The offspring of hypertensive families are characterized by higher arterial blood pressure values and a depressed autonomic control of heart rate. The present study aimed to verify whether these differences are associated with a different genotype distribution of functionally relevant polymorphisms of the alpha- and beta-adrenergic receptor (AR) genes.

Methods

We selected 109 age- and sex-matched young normotensive subjects with (FH+, n = 56) and without (FH−, n = 53) a family history of hypertension who underwent evaluation of arterial pressure; 24-h electrocardiogram monitoring to assess time-domain parameters of autonomic heart rate control [i.e. mean RR interval (NN), SD of RR intervals (SDNN) and mean square root of the differences of consecutive RR intervals (rMSSD)]; spectral baroreflex sensitivity measurement; and echo-Doppler to assess diastolic function and left ventricular mass.
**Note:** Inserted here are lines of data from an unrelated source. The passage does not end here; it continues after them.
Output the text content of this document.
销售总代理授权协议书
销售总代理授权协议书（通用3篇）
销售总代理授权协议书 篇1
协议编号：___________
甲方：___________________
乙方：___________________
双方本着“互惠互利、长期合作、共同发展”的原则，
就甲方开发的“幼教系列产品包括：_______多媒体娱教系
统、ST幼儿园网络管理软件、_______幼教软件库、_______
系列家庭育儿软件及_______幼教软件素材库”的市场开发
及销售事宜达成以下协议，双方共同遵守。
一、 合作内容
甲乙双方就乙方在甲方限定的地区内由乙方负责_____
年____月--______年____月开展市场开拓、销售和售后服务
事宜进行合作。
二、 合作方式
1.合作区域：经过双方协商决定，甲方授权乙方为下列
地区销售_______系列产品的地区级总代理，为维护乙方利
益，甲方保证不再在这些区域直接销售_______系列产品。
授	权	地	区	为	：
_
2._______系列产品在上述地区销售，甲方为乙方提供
They were also characterized for the following polymorphisms by means of polymerase chain reaction-restriction fragment polymorphism analysis: Arg492Cys in the α1a-AR; Del301-303 in the α2b-AR; Ser49Gly and Arg389Gly in the β1-AR; and the 5′ leader cistron Arg19Cys, Arg16Gly and Gln27Glu in the β2-AR.

Results

FH+ individuals showed a higher systolic pressure, a lower SDNN and a greater isovolumic relaxation time compared to normotensive offspring. No differences were found between the two groups when genotype distribution of the studied polymorphisms was considered. Subjects carrying α1a-AR Cys492 allelic variant showed lower values of NN, SDNN and rMSSD, independent of age, gender and body mass index.

Conclusions

The functionally relevant polymorphisms of α2b-, β1- and β2-AR genes are not associated with a family history of essential hypertension. The Arg492Cys polymorphism of the α1a-AR gene, although not associated with a family history of hypertension, was strongly related to autonomic control of heart rate.